My mom used to take me and the rest of the family up to Ontario sometimes to visit in the summer. When I was 3, they would plunk me down in a patch of blueberries and let me eat myself blue in the face. As long as the blueberries held out – and they were prodigious – I wouldn’t move. When I was 9, I learned to paddle and steer a canoe on my own. Me and Grandpa were stronger than the Eagle Scouts.
When I was 15, my parents bought an 80-acre parcel adjacent to Grandpa’s. We spent three weeks exploring the ins and outs of the twisting Wabigoon River that knit the two properties together. Our family stayed on an old homestead under a stand of poplar just downstream from the waterfall, 100 feet from the gradually collapsing log cabin. We built a raft to cross the river, and a rope swing for jumping into it.

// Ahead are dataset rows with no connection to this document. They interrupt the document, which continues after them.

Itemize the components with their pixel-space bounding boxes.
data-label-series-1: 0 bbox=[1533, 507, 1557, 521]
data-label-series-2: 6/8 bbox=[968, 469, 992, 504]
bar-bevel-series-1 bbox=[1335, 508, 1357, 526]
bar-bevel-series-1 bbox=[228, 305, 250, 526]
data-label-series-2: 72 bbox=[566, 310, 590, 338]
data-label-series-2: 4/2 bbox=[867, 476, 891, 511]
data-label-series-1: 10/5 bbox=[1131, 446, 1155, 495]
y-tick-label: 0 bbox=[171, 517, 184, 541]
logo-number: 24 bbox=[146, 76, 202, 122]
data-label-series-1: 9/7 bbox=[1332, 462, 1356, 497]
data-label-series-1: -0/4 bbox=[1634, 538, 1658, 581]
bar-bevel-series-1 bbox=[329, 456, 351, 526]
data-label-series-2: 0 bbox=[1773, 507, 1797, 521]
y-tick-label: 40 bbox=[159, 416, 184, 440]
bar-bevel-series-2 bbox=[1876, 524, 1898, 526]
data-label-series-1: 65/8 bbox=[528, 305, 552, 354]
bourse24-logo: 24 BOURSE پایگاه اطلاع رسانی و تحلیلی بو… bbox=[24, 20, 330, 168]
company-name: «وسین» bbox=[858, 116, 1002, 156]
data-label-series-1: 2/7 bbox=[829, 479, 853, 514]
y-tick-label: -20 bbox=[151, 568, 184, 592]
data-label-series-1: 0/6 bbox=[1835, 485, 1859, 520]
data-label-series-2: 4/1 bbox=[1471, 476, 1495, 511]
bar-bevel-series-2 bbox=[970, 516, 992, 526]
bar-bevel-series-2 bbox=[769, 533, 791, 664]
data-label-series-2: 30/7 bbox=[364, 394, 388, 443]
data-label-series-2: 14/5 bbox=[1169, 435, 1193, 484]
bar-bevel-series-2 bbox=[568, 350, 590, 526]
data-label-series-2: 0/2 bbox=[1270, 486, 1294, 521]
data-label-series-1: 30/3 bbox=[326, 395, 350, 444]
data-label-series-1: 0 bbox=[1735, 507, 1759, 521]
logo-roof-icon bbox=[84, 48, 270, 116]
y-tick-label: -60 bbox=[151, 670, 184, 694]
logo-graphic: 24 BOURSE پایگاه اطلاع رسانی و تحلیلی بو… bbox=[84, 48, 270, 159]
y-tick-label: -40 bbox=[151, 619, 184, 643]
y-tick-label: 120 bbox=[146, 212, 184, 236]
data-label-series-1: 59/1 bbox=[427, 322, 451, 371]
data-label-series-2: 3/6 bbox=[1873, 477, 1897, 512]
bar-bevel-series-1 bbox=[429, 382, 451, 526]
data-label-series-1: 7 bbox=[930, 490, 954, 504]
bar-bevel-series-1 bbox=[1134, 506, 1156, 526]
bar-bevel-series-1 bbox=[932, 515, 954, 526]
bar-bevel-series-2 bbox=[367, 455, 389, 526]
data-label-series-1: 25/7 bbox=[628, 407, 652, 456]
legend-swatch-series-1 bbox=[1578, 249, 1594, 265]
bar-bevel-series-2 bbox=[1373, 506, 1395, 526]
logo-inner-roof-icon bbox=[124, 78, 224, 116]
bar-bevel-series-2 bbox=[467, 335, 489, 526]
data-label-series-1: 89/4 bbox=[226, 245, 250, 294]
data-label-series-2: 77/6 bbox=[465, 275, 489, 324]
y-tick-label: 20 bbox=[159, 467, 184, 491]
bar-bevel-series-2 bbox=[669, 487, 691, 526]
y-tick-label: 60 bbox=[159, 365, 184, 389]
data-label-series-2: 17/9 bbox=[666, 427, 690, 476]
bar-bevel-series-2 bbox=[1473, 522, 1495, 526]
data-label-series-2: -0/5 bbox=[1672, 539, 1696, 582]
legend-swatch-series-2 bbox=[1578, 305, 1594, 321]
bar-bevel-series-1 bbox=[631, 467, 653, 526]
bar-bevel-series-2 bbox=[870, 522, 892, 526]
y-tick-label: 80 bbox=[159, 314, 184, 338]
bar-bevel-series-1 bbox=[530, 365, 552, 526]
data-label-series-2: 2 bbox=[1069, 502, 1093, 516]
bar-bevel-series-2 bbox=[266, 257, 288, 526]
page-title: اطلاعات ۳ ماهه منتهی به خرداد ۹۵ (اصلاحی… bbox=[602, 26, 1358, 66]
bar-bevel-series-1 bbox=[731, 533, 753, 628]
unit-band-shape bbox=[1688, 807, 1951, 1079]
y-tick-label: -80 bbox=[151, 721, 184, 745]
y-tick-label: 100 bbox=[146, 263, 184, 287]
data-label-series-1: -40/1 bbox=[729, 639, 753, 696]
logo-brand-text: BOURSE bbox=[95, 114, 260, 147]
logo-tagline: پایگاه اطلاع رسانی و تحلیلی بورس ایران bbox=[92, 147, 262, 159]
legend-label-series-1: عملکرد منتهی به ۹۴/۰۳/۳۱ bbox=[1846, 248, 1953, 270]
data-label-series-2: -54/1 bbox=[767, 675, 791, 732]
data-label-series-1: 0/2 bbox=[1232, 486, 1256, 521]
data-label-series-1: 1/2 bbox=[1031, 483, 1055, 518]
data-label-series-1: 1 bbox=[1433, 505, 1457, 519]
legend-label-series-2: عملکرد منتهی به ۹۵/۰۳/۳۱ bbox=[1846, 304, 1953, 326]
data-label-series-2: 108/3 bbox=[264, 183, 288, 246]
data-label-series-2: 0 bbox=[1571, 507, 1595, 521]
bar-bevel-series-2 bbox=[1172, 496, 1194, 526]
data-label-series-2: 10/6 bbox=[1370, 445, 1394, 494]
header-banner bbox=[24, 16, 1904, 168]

I spent a lot of time staring at the water flowing past, like time… The river is a rich brown the color of tea, dyed from the tannic acid in the leaves that the water passes through. The tannic acid suppresses bacteria and keeps the water clean and pure. Grandpa says that his water tastes better than water from wells or water from lakes or water from anywhere else. A leader from the Native American reservation downstream agrees, and likes to visit periodically. Grandpa’s good health and spirits were always a strong indicator that the river water is clean and safe and good to drink. But at 91 ½ years old, I guess he was ready to move to a place… where water comes out of a faucet, instead of a bucket carried in a wheelbarrow hauled up from the river ½ mile downhill.

On Monday morning, I saw him for breakfast in my Mom’s apartment on Garber Street. He likes to have his tea by 6 or 6:30 am. We discussed, amongst other things, my bicycle racing. I did pretty well on Sunday, ended up fifth place, with some good prize money. “But where is your bicycle this morning?” he asked me.
“I don’t have it today. It was just so early and I drove. I’ll bring my bike next time,” I promised. Not the biggest promise I’ve ever made him, but a real one.

After Thursday’s group ride, I came back to visit again. Lunch. Warm smile, regard. Grandpa sat on Mom’s window seat overlooking the bay. She’s on the fourth floor on a hill facing the bay, and the view is incredible. I spent the afternoon setting up my old laptop for my Mom to use and encouraging her to clean. Grandpa napped on the window seat. When he woke up, Mom pointed out the fog rolling in through the Golden Gate. It looks pretty good even through a limited pane of glass. But being out there...
“The view from Grizzly Peak this morning was amazing. The bay is so blue, and the mountains are so majestic, and then there’s all this industry in the middle of it, the cranes in Oakland, all of the tall tall buildings in the City, all stretched out below me. Every time I come up over Pinehurst and catch a view of the Bay, I feel like I’m in an adventure novel, and I am an adventuring heroine.”
Grandpa nodded his head in recognition.
“It’s amazing. I’ve lived here for – almost ten years. And the view still takes my breath every time.”
Again, Grandpa nodded. I’m pretty sure he feels the same way about the forest in Ontario. “Good morning, morning” he used to say each morning, and the Whiskey Jacks came flying out of the trees into the clearing where his cabin is. They used to eat toast or pancakes from a tin pan on top of the woodshed, or sometimes from his hand.